The second problem with simplistic assessments of Roman brutality and the role of force in Roman civilization, is that it persuades too many that Rome was very unlike modern day empires. This makes it difficult for many to see the relevance of a scriptural text from such a brutal historical period to our own lives and contexts. There is no doubt that Roman power could be exercised with brute force, which Rome had in abundance and didn’t hesitate to use when it was necessary. The institution of slavery, the practice of infanticide, the nonchalance with which capitol punishment was doled out, the brutality of almost never ending war, for example, were indelible features of Roman administration, but these were by no means unique to Rome. Neither did these things disappear when Rome did. One result of studying biblical backgrounds should be to learn how and when to draw parallels to our own contexts in order to recognize the relevance and applicability of scriptural texts to us in our own world. The Apocalypse is relevant and applicable today, because the conditions it critiques are conditions that we live with, too.
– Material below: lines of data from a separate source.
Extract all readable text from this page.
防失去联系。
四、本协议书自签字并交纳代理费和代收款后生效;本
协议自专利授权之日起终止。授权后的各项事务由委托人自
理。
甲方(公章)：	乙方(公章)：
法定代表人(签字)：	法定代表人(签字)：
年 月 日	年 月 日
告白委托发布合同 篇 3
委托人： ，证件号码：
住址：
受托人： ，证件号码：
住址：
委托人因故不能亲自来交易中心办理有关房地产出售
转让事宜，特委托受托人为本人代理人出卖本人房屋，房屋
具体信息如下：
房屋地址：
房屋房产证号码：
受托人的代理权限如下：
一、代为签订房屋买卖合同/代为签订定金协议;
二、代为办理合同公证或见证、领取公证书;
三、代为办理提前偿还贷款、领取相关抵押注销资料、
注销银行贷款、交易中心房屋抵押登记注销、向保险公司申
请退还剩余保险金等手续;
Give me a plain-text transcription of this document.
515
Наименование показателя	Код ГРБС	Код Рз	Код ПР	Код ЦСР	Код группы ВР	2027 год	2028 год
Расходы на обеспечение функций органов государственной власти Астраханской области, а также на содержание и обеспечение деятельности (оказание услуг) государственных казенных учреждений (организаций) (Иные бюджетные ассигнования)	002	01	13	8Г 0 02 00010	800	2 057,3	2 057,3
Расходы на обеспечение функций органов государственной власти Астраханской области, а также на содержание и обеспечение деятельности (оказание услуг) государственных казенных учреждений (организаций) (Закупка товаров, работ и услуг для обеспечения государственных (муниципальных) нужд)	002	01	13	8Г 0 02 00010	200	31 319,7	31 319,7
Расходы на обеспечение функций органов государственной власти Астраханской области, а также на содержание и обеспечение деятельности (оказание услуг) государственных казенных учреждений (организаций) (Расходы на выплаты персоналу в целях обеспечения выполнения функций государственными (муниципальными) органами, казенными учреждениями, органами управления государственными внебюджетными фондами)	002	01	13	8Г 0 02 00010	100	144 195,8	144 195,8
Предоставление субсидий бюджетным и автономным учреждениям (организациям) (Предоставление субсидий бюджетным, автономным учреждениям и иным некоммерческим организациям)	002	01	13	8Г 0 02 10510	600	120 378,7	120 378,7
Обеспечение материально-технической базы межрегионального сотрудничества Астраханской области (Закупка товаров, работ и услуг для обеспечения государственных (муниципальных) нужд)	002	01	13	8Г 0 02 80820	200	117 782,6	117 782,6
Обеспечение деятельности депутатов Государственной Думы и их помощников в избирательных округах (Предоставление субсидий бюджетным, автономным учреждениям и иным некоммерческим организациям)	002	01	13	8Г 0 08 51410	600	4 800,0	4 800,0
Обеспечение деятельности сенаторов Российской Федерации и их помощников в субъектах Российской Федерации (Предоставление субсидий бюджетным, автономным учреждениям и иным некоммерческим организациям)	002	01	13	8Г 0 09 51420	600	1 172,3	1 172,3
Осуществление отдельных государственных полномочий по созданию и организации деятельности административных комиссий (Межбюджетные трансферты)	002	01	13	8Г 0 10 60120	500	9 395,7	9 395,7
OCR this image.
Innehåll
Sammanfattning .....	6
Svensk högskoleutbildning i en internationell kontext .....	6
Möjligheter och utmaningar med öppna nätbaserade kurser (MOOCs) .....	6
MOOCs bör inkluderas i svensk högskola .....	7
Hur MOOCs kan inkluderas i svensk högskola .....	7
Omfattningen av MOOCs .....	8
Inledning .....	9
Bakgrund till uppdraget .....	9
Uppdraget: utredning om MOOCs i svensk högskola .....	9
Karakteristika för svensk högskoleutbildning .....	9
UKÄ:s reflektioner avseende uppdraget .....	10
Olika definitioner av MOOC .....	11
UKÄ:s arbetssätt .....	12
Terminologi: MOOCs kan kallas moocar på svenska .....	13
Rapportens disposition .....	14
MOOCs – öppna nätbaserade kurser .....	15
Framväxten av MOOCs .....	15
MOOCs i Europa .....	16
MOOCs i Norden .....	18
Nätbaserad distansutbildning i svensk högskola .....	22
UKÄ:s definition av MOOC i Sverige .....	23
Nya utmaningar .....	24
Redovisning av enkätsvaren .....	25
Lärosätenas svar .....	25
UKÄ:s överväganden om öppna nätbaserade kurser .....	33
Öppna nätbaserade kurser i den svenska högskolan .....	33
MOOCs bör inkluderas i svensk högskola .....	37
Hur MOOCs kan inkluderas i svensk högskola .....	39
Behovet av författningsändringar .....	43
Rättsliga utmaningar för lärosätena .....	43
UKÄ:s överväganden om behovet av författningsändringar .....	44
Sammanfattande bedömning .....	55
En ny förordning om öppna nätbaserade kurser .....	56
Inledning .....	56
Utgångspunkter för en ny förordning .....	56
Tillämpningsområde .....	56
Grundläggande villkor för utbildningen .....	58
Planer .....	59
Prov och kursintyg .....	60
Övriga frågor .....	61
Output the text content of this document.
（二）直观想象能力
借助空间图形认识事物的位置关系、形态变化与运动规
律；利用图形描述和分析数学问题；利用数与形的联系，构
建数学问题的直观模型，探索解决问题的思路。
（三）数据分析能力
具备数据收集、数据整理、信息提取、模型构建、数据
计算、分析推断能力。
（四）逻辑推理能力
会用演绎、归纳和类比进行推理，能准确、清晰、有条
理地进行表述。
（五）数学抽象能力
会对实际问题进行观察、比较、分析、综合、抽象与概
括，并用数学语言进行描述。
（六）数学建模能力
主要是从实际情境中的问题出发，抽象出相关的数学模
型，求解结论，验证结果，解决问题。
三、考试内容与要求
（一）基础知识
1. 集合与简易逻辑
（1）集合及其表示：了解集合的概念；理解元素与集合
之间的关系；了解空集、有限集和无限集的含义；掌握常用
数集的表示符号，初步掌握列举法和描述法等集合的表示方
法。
There are striking parallels between the 1st and 21st centuries. Architecture, pageantry, technological advancement, commercial benefits continue to impress and seduce modern citizens of empire into confusing the ultimate source of life. Still today churches confuse piety with patriotism, happy to enjoy and celebrate material benefits and political power. No one forces us to celebrate imperial power. We do it voluntarily. Think about it the next time you sing a rousing chorus of God Bless America in the 7th inning or are awed by a flyover, 4th of July parades, and fireworks.
The Book of Revelation is an urgent exhortation to believers to realign their loyalties away from earthly empire to the kingdom of God. Imperial power is just as inebriating and seductive today as it was then. For the same reason, the Book of Revelation should still be seen as controversial, because many still enjoy the perks of empire and because it still calls us to reorient our loyalties from temporal power to eternity. The Book of Revelation offers a reassuring promise of the vindication of God’s sovereignty over the power of earthly kingdoms and their rulers. John’s message reassures his audience that the human experience of God’s people is ultimately valuable, meaningful, purposeful, and guided by a God who cares, rather than random, arbitrary, impersonal, and ruled by chaos. It is the most relevant book of the Bible with the most direct and challenging implications for believers, because believers are still tempted by the tantalizing lure of temporal power and wealth, still distracted by the bangles and baubles of material luxury, and still seduced by the false attractions of political power.